> On Feb 20, 2019, at 1:43 PM, Charles Anthony via cctalk 
> <cctalk@classiccmp.org> wrote:
> 
> On Wed, Feb 20, 2019 at 9:21 AM Glen Slick via cctalk <cctalk@classiccmp.org>
> wrote:
> 
>> On Wed, Feb 20, 2019 at 8:57 AM Charles Anthony via cctalk
>> <cctalk@classiccmp.org> wrote:
>>> 
>>> However, in the original posters case, the SIMH disk image is being
>> copied
>>> to the RA81 drive without the benefit of the MSCP controller (if I
>>> understand correctly). This would lead to track misalignment and could
>>> result in the observed behavior.
>> 
>> How could you possibly write to a real RA81 drive without going
>> through a real KDA50 or UDA50 MSCP controller? Nothing like that is
>> happening in the original post. Just the disk size was chosen to be
>> that of an RA81, and the issue is to exactly match the emulated disk
>> size to that configured by the hardware, which is an MSCP SCSI
>> controller and drive in this case.
>> 
> 
> 
> Re-reading the original post, it it not clear to me how the disk write was
> accomplished; I am not familiar with the mentioned hardware. If the data
> was written to the RA81 with a controller that correctly did the spare
> sector mapping, then my spare sector hypothesis is wrong.

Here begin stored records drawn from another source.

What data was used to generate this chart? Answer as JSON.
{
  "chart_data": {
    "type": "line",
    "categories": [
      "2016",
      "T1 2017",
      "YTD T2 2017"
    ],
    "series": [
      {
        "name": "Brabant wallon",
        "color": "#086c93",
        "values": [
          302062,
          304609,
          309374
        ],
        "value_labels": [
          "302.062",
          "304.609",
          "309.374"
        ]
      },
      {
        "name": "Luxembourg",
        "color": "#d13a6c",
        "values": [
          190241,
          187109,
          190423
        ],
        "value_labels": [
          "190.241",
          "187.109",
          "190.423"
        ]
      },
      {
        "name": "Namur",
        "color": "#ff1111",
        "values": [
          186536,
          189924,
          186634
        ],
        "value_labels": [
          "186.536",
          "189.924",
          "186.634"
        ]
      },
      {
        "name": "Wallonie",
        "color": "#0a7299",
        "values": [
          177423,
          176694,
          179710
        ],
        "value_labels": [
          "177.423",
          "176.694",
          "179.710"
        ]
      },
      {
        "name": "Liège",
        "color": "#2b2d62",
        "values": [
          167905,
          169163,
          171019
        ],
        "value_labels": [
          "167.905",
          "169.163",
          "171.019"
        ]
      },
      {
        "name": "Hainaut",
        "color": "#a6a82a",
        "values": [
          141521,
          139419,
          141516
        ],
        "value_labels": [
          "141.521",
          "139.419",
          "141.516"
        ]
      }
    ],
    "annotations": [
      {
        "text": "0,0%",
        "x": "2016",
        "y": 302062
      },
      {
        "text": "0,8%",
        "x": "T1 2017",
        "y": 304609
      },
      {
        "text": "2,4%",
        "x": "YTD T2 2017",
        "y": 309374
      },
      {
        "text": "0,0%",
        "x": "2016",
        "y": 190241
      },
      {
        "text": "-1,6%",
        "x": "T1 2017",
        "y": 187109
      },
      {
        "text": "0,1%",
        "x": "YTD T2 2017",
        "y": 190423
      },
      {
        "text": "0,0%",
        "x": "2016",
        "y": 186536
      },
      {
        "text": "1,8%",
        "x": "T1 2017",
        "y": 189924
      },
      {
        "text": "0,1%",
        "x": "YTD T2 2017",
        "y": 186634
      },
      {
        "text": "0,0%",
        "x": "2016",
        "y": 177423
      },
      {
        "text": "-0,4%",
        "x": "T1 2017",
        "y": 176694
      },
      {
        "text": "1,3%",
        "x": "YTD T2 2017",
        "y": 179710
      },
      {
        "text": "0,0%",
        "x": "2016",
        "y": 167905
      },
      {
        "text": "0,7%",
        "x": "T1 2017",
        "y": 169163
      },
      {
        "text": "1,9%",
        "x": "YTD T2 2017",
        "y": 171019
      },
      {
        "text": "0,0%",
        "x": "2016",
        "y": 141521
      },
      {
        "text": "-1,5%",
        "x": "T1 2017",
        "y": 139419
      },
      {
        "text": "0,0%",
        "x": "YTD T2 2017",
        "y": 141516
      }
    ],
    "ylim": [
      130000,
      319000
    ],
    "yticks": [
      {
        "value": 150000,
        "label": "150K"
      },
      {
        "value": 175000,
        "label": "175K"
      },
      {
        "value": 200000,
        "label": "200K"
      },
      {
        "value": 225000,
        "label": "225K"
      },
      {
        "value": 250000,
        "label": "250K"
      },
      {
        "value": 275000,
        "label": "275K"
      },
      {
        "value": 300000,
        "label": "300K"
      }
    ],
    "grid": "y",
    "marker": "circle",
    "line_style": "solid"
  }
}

Your confusion stems from the fact you think of "spare sector" as something 
that is visible.  It is not.  Programs can only deal with program-visible 
properties of devices.  For MSCP disks, which is what we have here, the only 
program visible addressing is LBA addressing.  There IS no geometry from the 
program point of view.  

"spare sectors" are an internal detail in the MSCP controller that allows it to 
deliver an error-free device.  It has no relevance to programmers and it 
probably shouldn't have been mentioned in the documentation in the first place.

> The reported symptoms sound like a disk geometry issue; the data passes
> through several systems on the way to RSTS, and it seems likely to me that
> one of the steps is damaging the data.

No, that's not what the symptoms say.  If you were dealing with geometry 
confusion, you'd fail much earlier.  For example, if you were to take a RSTS 
system built on an RP06, and image-copied it to an RM05, it would fit fine (the 
RM05 is much bigger).  And since the "device cluster size" is 9 for both, the 
file system would even be basically valid (apart probably from a too-small 
storage bitmap, but that wouldn't prevent reading data).

However, the RM05 wouldn't boot at all, because the boot loader has been told 
it's on an RP06 and it would use the RP06 numbers for converting LBA to 
cylinder, track, sector values.  Since the sectors/track differs (22 vs. 32) 
all the boot loader reads would go to the wrong place.  It would be loading 
utter nonsense into memory.

In the original problem, the boot loader worked fine.  It loaded all of INIT 
successfully (because INIT got far enough to discover the disks and attempt to 
find INIT.SYS, and it did so without crashing).  You wouldn't get anywhere 
close to that point if you had a geometry issue.